Duckwalking through emergency rooms

The other day, I sliced my finger while opening a jar of pickles. You might have trouble picturing anything less sharp than a jar of pickles, but this one had some little rough spot and it snagged my middle finger as it twisted past and gave me a bright inch-long gash.

No big deal, right? Didn't even hurt much, though it bled as if I'd run it through a jigsaw. It was, however, a reminder of the dangers of working around the house.

They don't tell you this when you sign on to do the housework. You think, sure, there'll be a lot more to do if I work at home -- carpools and cooking and cleaning and laundry -- but "bleeding" isn't part of the job description. You don't expect that your new fashion accessory will be the Band-Aid.

Homes, our cozy nests, are dangerous places. They're full of knives and power tools and wet tiles and electric wires. Plus, they're designed for people of a certain size. I'm about 20 percent larger than that size in every direction, so I bump into all the sharp corners.

Working around the house, it's possible for a klutz to get hurt most every day. The day after I started sporting a Band-Aid for the pickle slice, I pinched my pinkie in a TV antenna, peeling back a sweet little butterfly of epidermis. Another Band-Aid, same hand. I was starting to look like an offensive lineman -- tape on every finger.

The wrist of the same hand is nearly healed from an incident a few days earlier. I was teaching our giant puppy to play fetch and he forgot the whole "throwing the ball" portion of the program and tried to snatch it out of my hand with his teeth. Maybe he didn't want to be the only one in the family without an opposable thumb.

So that's the story on one hand up to the wrist. Usually, the rest of the body bears a similar spattering of cuts and scrapes and bruises, proving that life is perilous, even for house hermits.

I should've known it would be this way. My past performance in any sort of household labor has shown a predilection toward injury.

Years ago, when I was a bachelor, I was cleaning up the aftermath of a party, my hand down a garbage disposal to fish out a beer bottle cap, when my then-girlfriend flipped on the "light" to help me see. The disposal didn't actually cut off any of my fingers, but it sure made them wish they'd been elsewhere. The relationship with the girlfriend went south soon after. And I've been flinchy about garbage disposals ever since.

Every plumbing job I've ever attempted has resulted in barked knuckles or worse. I can't handle a hot skillet without touching it somewhere. "Some assembly required" should be the slogan scrolled on the door of the emergency room.

Even something as fluffy as laundry can hurt. Inside the door of the dryer? There's that sharp little latch . . .
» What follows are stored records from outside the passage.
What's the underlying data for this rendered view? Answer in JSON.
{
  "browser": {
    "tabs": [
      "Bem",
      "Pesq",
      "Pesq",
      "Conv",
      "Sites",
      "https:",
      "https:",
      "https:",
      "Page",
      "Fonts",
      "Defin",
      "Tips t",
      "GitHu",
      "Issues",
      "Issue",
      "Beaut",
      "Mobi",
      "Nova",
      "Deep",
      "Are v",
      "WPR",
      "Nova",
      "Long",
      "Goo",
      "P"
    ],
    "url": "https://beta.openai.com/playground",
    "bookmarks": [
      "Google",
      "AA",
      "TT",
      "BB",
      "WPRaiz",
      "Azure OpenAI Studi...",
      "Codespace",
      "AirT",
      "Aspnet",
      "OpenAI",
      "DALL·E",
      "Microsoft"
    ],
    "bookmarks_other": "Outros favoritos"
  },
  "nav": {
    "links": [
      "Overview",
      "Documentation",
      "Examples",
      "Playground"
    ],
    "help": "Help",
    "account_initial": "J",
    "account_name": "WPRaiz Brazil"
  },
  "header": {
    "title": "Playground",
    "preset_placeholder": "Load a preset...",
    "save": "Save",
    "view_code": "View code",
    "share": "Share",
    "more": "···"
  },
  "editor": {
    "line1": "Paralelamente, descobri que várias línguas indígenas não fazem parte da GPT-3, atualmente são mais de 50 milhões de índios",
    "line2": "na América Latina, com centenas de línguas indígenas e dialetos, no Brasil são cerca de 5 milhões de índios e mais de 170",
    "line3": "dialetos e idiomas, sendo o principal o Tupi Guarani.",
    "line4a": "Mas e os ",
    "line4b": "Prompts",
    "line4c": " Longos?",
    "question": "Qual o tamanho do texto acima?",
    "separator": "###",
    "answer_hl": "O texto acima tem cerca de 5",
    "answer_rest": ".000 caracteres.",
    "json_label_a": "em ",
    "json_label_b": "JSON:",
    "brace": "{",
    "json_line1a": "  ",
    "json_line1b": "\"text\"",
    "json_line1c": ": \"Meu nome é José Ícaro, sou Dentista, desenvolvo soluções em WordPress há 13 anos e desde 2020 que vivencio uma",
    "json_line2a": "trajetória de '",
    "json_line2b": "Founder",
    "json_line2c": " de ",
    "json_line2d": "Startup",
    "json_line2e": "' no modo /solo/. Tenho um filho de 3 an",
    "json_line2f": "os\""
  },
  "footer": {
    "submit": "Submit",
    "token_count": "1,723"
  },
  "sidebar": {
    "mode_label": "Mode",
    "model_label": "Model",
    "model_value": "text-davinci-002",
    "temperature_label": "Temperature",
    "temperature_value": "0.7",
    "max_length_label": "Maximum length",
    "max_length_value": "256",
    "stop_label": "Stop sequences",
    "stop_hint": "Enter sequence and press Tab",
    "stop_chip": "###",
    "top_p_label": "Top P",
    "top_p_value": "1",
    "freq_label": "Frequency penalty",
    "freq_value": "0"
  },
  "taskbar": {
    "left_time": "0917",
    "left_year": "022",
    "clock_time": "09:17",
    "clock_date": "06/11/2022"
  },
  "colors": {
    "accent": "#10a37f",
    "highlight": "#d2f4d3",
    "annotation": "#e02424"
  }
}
And these are just the external injuries. Inside the body, all those muscles and tendons and ligaments are just begging to be stretched, strained, severed, spindled and mutilated. I once walked like Quasimodo for a week because I bent over awkwardly to pick up a book off the floor. Recently, I squatted over a broken sprinkler head so long that my legs seized up. I thought for a moment I'd have to do the Chuck Berry duckwalk everywhere I went.

OK, now you're thinking: Quit your quacking, you big Baby Huey. Most working stiffs would gladly risk the injuries to stay home all day. You're right, of course. Working at home -- without several layers of bosses lining up to breathe down my neck -- is worth the hazards. I wear my Band-Aids with pride.

At least now that my kids are older, the Band-Aids are the "flesh-tone" variety. It was hard to impress the fellas down at the hardware store, to show them I'm a man's man who troubleshoots his own household repairs, when I wore Barney the Dinosaur on every finger.